Am Donnerstag vor der Veranstaltung stehen die technische Überprüfung und Abnahme der „Rennmaschinen“ durch ein Team von Sachverständigen an. Geprüft werden die Räder, die Steuerung, die Bremsen sowie das Gesamtgewicht, das Fahrer inklusive 112 Kilogramm nicht überschreiten darf. Bei manch einem der 85 Wagen muss da nachgebessert werden. Anschließend werden die Rennwagen mit Startnummern versehen und auf dem Firmengelände von Wissoll bis zum Start eingelagert.

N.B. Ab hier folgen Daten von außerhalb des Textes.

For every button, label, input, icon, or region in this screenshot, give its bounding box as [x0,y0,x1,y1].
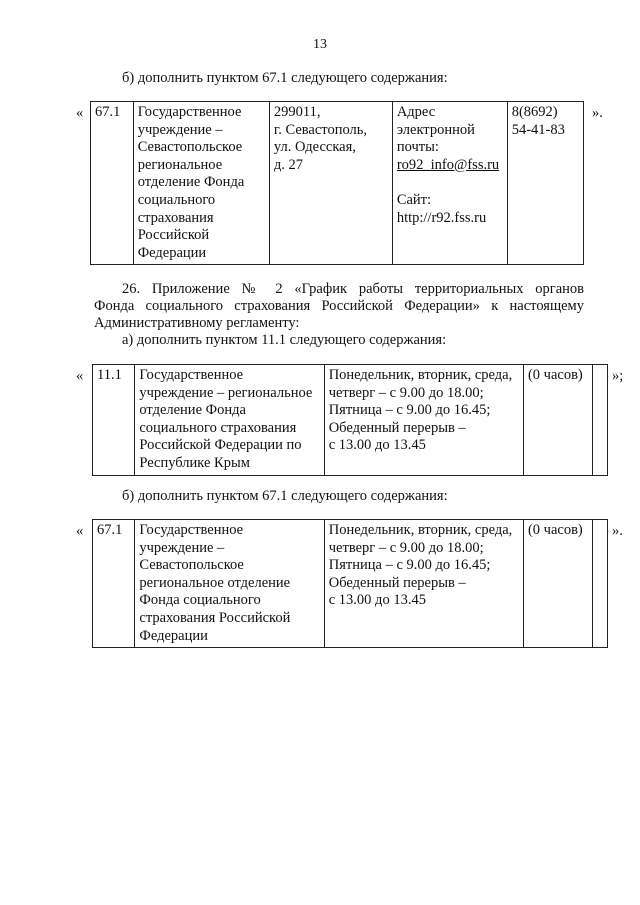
close-quote: ». [612,523,623,539]
table-67-1-schedule [92,519,608,648]
item-26-line2: Фонда социального страхования Российской Федерации» к настоящему [94,298,584,314]
table-row [93,365,608,476]
page-number: 13 [313,37,327,52]
org-contacts: Адрес электронной почты: ro92_info@fss.ru Сайт: http://r92.fss.ru [392,102,507,265]
open-quote: « [76,368,84,384]
close-quote: ». [592,105,603,121]
org-address: 299011, г. Севастополь, ул. Одесская, д. 27 [269,102,392,265]
section-a-heading: а) дополнить пунктом 11.1 следующего содержания: [122,332,447,348]
table-67-1-address [90,101,584,265]
work-schedule: Понедельник, вторник, среда, четверг – с 9.00 до 18.00; Пятница – с 9.00 до 16.45; Обеденный перерыв – с 13.00 до 13.45 [324,365,523,476]
item-26-line3: Административному регламенту: [94,315,300,331]
table-row [91,102,584,265]
item-number: 67.1 [91,102,134,265]
empty-cell [593,365,608,476]
work-schedule: Понедельник, вторник, среда, четверг – с 9.00 до 18.00; Пятница – с 9.00 до 16.45; Обеденный перерыв – с 13.00 до 13.45 [324,520,523,648]
close-quote: »; [612,368,624,384]
table-11-1-schedule [92,364,608,476]
org-name: Государственное учреждение – региональное отделение Фонда социального страхования Российской Федерации по Республике Крым [135,365,324,476]
section-b2-heading: б) дополнить пунктом 67.1 следующего содержания: [122,488,448,504]
site-link[interactable]: http://r92.fss.ru [396,209,487,226]
email-link[interactable]: ro92_info@fss.ru [396,156,500,173]
empty-cell [593,520,608,648]
item-number: 67.1 [93,520,135,648]
item-number: 11.1 [93,365,135,476]
open-quote: « [76,105,84,121]
open-quote: « [76,523,84,539]
section-b1-heading: б) дополнить пунктом 67.1 следующего содержания: [122,70,448,86]
time-offset: (0 часов) [523,365,592,476]
time-offset: (0 часов) [523,520,592,648]
org-phone: 8(8692) 54-41-83 [507,102,583,265]
table-row [93,520,608,648]
org-name: Государственное учреждение – Севастопольское региональное отделение Фонда социального страхования Российской Федерации [135,520,324,648]
org-name: Государственное учреждение – Севастопольское региональное отделение Фонда социального страхования Российской Федерации [133,102,269,265]
item-26-line1: 26. Приложение № 2 «График работы территориальных органов [122,281,584,297]
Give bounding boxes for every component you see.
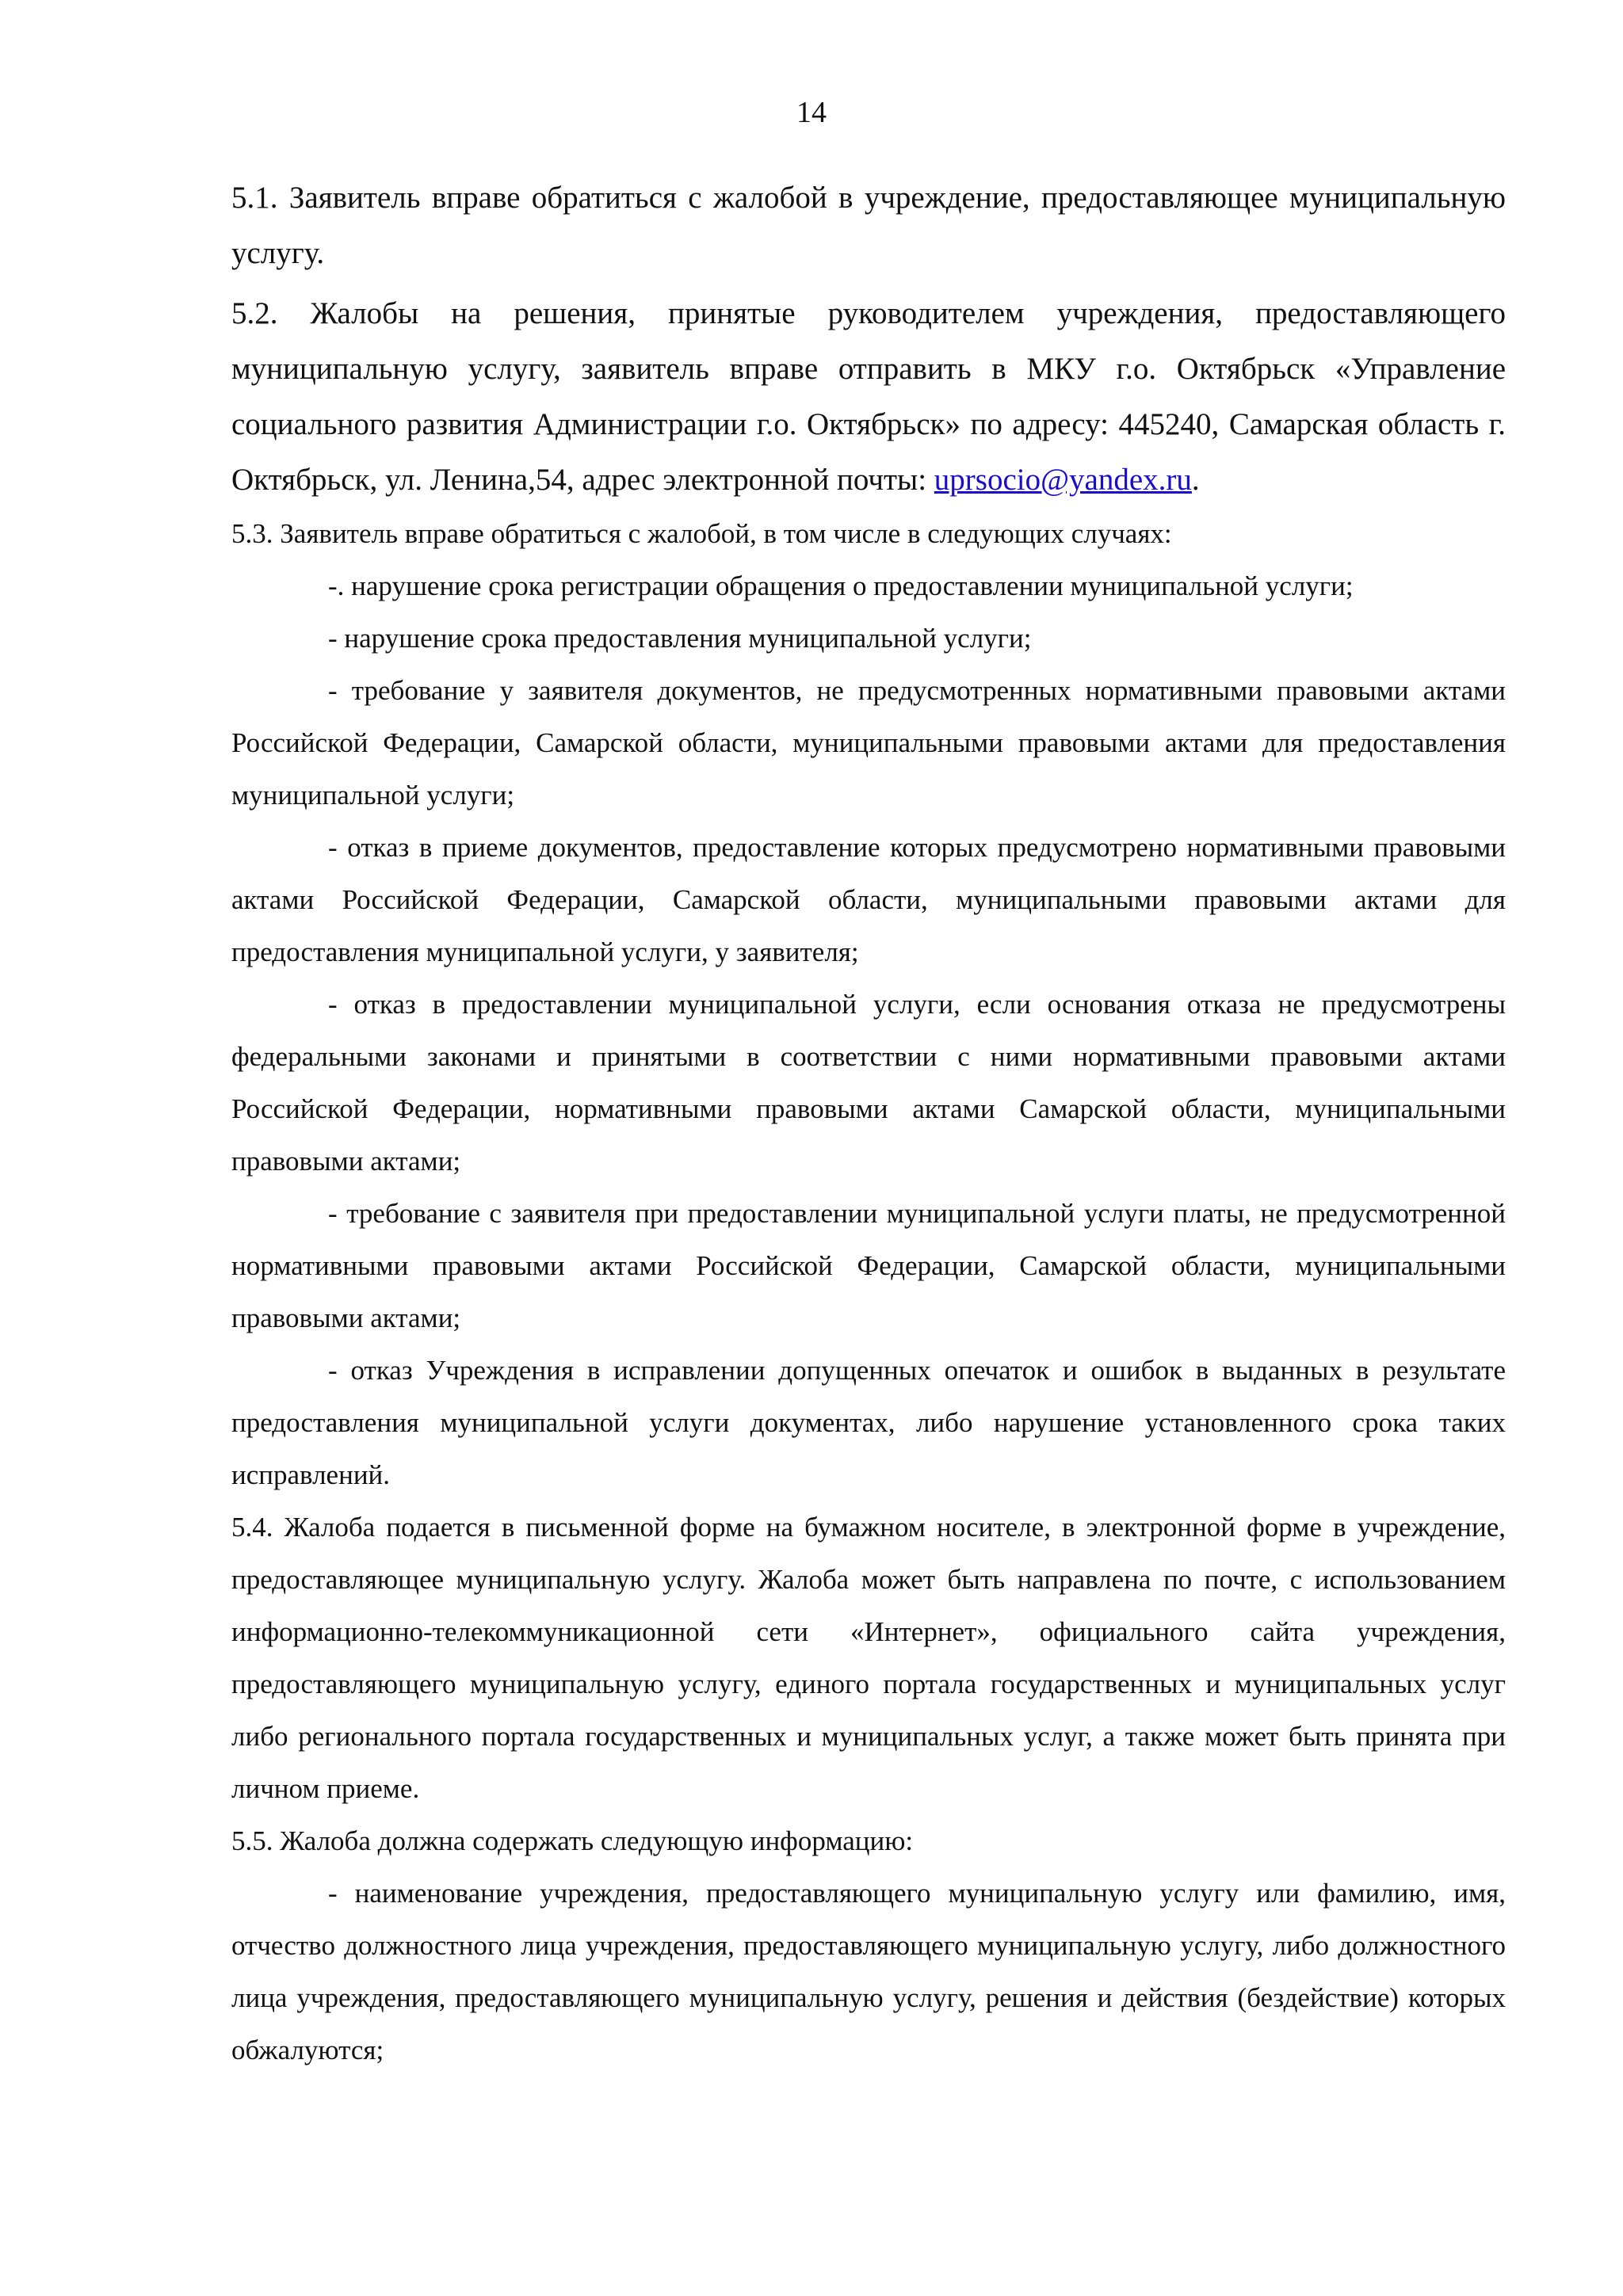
email-link[interactable]: uprsocio@yandex.ru — [934, 463, 1192, 497]
paragraph-5-2 — [231, 286, 1506, 508]
paragraph-5-4: 5.4. Жалоба подается в письменной форме на бумажном носителе, в электронной форме в учреждение, предоставляющее муниципальную услугу. Жалоба может быть направлена по почте, с использованием информационно-телекоммуникационной сети «Интернет», официального сайта учреждения, предоставляющего муниципальную услугу, единого портала государственных и муниципальных услуг либо регионального портала государственных и муниципальных услуг, а также может быть принята при личном приеме. — [231, 1512, 1506, 1804]
paragraph-5-1: 5.1. Заявитель вправе обратиться с жалобой в учреждение, предоставляющее муниципальную услугу. — [231, 181, 1506, 270]
list-item: -. нарушение срока регистрации обращения о предоставлении муниципальной услуги; — [328, 570, 1354, 601]
paragraph-5-5: 5.5. Жалоба должна содержать следующую информацию: — [231, 1825, 914, 1856]
document-body — [231, 170, 1506, 2077]
page-number: 14 — [796, 96, 827, 129]
list-item: - требование с заявителя при предоставлении муниципальной услуги платы, не предусмотренной нормативными правовыми актами Российской Федерации, Самарской области, муниципальными правовыми актами; — [231, 1198, 1506, 1333]
list-item: - наименование учреждения, предоставляющего муниципальную услугу или фамилию, имя, отчество должностного лица учреждения, предоставляющего муниципальную услугу, либо должностного лица учреждения, предоставляющего муниципальную услугу, решения и действия (бездействие) которых обжалуются; — [231, 1878, 1506, 2065]
list-item: - нарушение срока предоставления муниципальной услуги; — [328, 623, 1032, 654]
list-item: - отказ в приеме документов, предоставление которых предусмотрено нормативными правовыми актами Российской Федерации, Самарской области, муниципальными правовыми актами для предоставления муниципальной услуги, у заявителя; — [231, 832, 1506, 967]
paragraph-5-2-text: 5.2. Жалобы на решения, принятые руководителем учреждения, предоставляющего муниципальную услугу, заявитель вправе отправить в МКУ г.о. Октябрьск «Управление социального развития Администрации г.о. Октябрьск» по адресу: 445240, Самарская область г. Октябрьск, ул. Ленина,54, адрес электронной почты: — [231, 296, 1506, 497]
paragraph-5-2-end: . — [1191, 463, 1200, 497]
list-item: - отказ Учреждения в исправлении допущенных опечаток и ошибок в выданных в результате предоставления муниципальной услуги документах, либо нарушение установленного срока таких исправлений. — [231, 1355, 1506, 1490]
list-item: - отказ в предоставлении муниципальной услуги, если основания отказа не предусмотрены федеральными законами и принятыми в соответствии с ними нормативными правовыми актами Российской Федерации, нормативными правовыми актами Самарской области, муниципальными правовыми актами; — [231, 989, 1506, 1177]
list-item: - требование у заявителя документов, не предусмотренных нормативными правовыми актами Российской Федерации, Самарской области, муниципальными правовыми актами для предоставления муниципальной услуги; — [231, 675, 1506, 810]
paragraph-5-3: 5.3. Заявитель вправе обратиться с жалобой, в том числе в следующих случаях: — [231, 518, 1172, 549]
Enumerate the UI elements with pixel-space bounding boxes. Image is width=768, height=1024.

Am Renntag – der Start ist für 14 Uhr angesetzt – haben sich trotz strömenden Regens an die 10.000 Zuschauer vor Ort eingefunden. Mit 50 Pfennig Eintritt pro Person sind sie dabei und erhalten als Zahlungsbeleg eine Plakette mit der Aufschrift „MSR“ (= Mülheimer Schokoladenkistenrennen). Gefahren wird nach Zeit, Sieger ist jeweils der Fahrer mit höchsten Durchschnittsgeschwindigkeit. Die Teilnehmer sind in drei Altersklassen eingeteilt (10-12, 13-14 und 15-16 Jahre); zudem gibt es je nach Bereifung der Kistenwagen (Gummi oder Holz/Eisen) die Wagengruppen A und B.

Die durch den Dauerregen nasse Fahrbahn erweist sich als problematisch. In den Kurven verliert der eine oder andere Fahrer schon einmal die Kontrolle und landet in den Heuballen, die die Strecke zum Schutz von Zuschauern und Fahrern seitlich begrenzen. Die Mülheimer Zeitung schreibt am nächsten Tag: „Bis auf einige Hautabschürfungen passierte jedoch nichts. Die Sanitätskolonne brauchte kaum einzugreifen.“

Gegen 18 Uhr steht der Tagessieger steht fest: Mit 31,8 Stundenkilometern ist der 13jährige Udo Nockmann Schnellster unter allen Teilnehmern. Seine Siegprämien sind ein Fahrrad (gestiftet vom ADAC), ein 4,5 kg schweres Miniaturauto aus Schokolade (gestiftet vom Veranstalter Wissoll) sowie 25 DM von einem weiteren Sponsor. Der Rennwagen des Siegers wird acht Tage lang im Schaufenster der Firma Neuenhagen ausgestellt. Auch die weiter hinten platzierten Teilnehmer gehen nicht leer aus und dürfen sich über Wissoll-Schokoladenautos in verschiedenen Größen freuen.

Die Veranstaltung erweist sich als Publikumserfolg. Es kommt zu Wiederholungen in den Jahren 1951 und 1952, wieder mit der Firma Wissoll als großzügigem Hauptsponsor. Während die Premiere im September 1950 vom Dauerregen geprägt war, finden die zweite und dritte Auflage des Rennens bei herrlichem Sonnenschein im Juni und Juli statt.